Quixey has developed a simple markup language that developers can use to make their apps and services accessible to Quixey’s search. While it’s a manual process right now, Kagan tells me he hopes to be able to add new companies to Quixey’s search platform automatically by the end of the year.
Quixey is also wisely announcing this news today at Mobile World Congress in Barcelona, so it shouldn’t be too hard to find some eager developers to join its search mission.
“The question some people thought about before was how to get people to download their app, but that’s like asking how to get people to bookmark websites,” Kagan quipped. What’s more important today is that consumers can find the information they need on the web quickly, rather than sifting through their bookmark entries.
While redefining mobile search may seem ambitious, Kagan tells me this was his goal all along when starting Quixey four years ago. But when he tried to pitch that idea to investors, he was laughed at for being too ambitious. Kagan also dished that Google Ventures basically told him “who wants to find apps?”
Google Ventures didn’t invest in Quixey, but Alibaba, U.S. Venture Partners, and plenty of others did. Most recently, the company raised a hefty $50 million round.

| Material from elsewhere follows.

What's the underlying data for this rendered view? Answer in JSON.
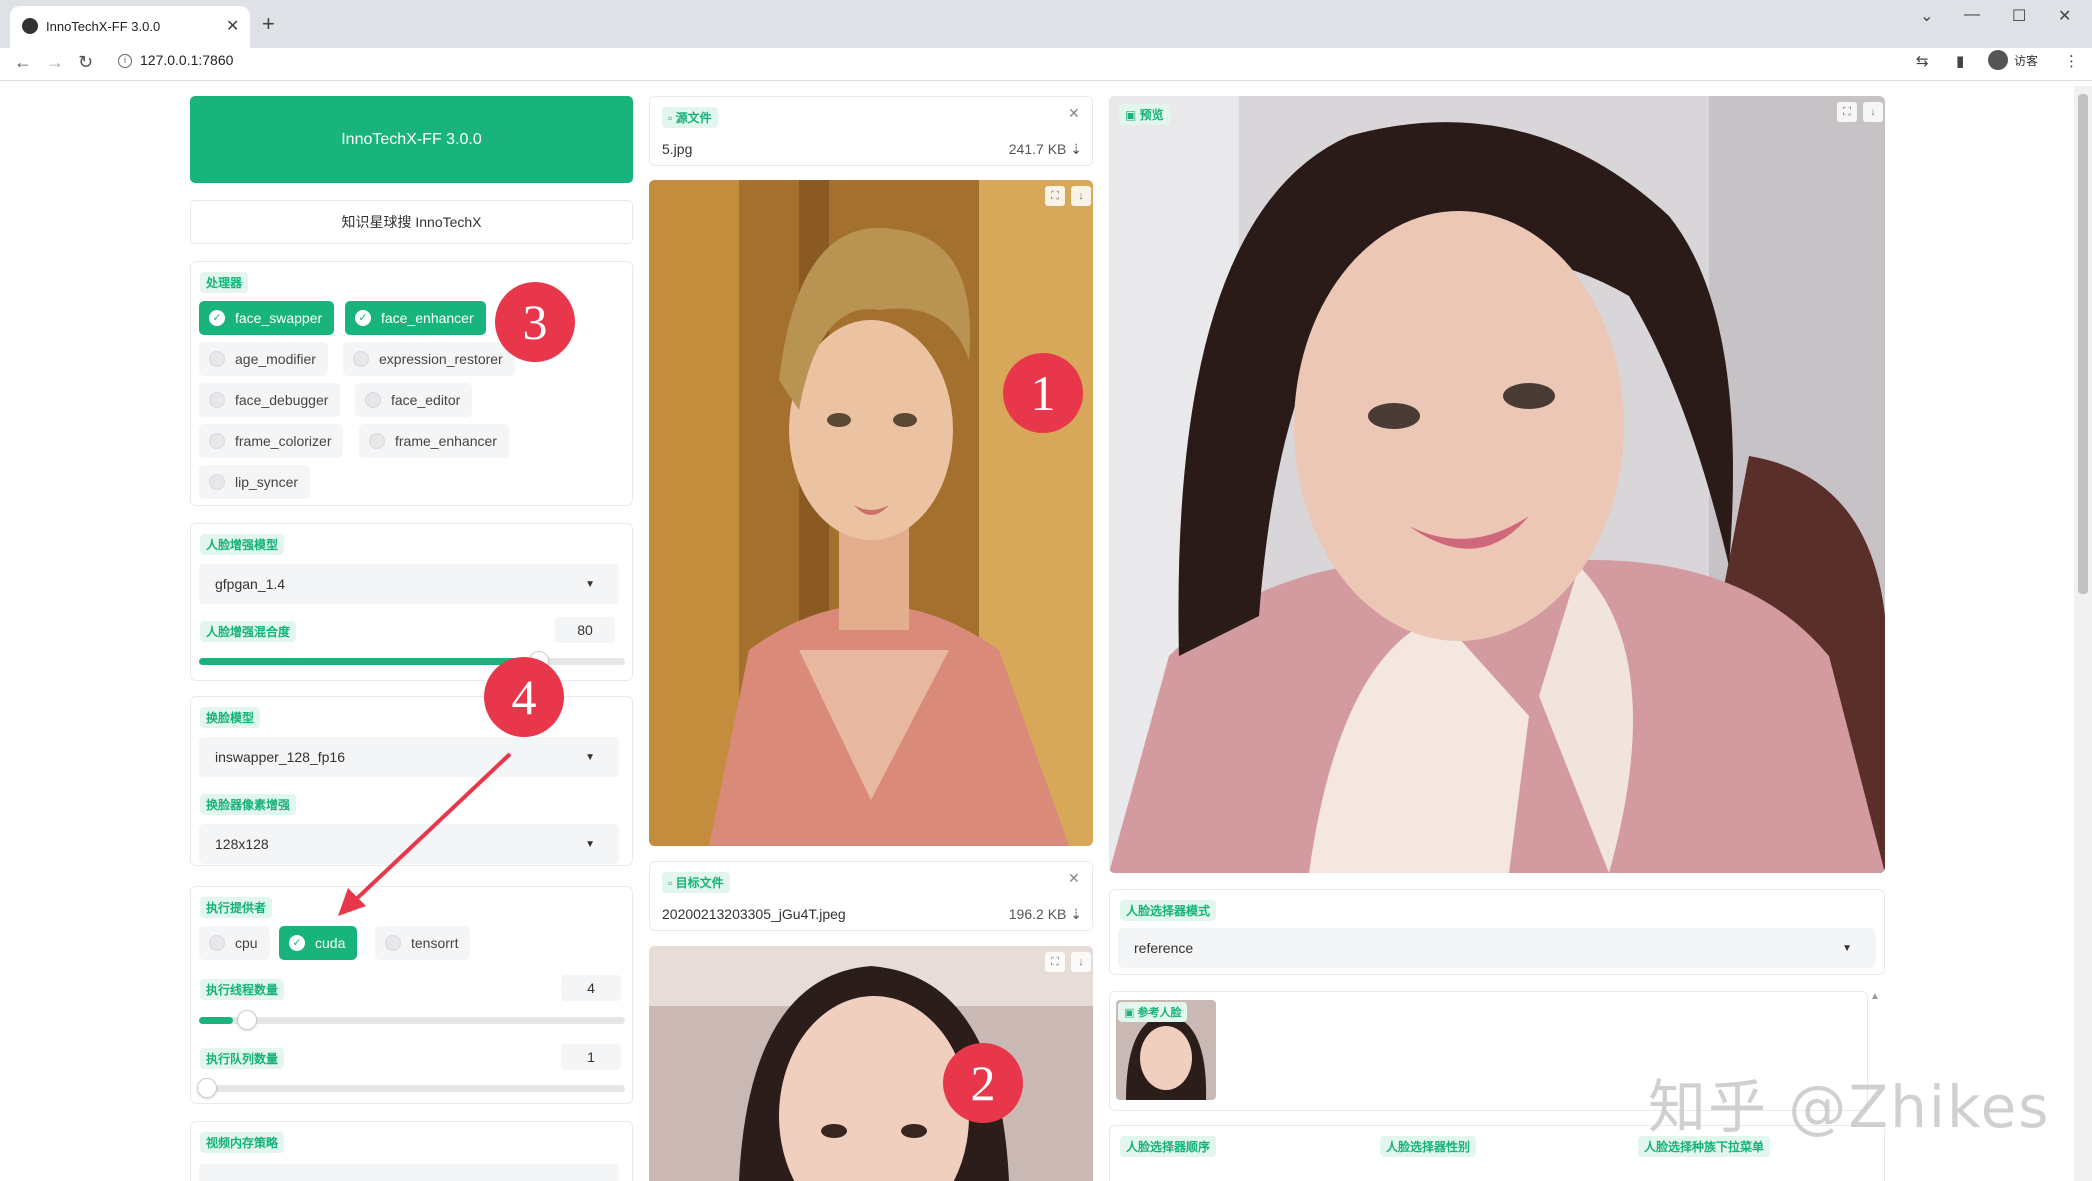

Google has said time and again that its goal is to index the world’s information — but it will be hard to do so if it never has direct access to the data within third-party apps and mobile services. Instead, Google’s solution has been to start competing with many of its partners so that it becomes a single source of information (see Google’s Zagat acquisition for just one example).
“We see our mission as a true mission,” Kagan said. “We see it as necessary, we see it as important — even if we don’t succeed, someone else will do this. This has to be successful, because the world I don’t want to live in is [one where] four years from now, I open an Android phone and it’s all Google.”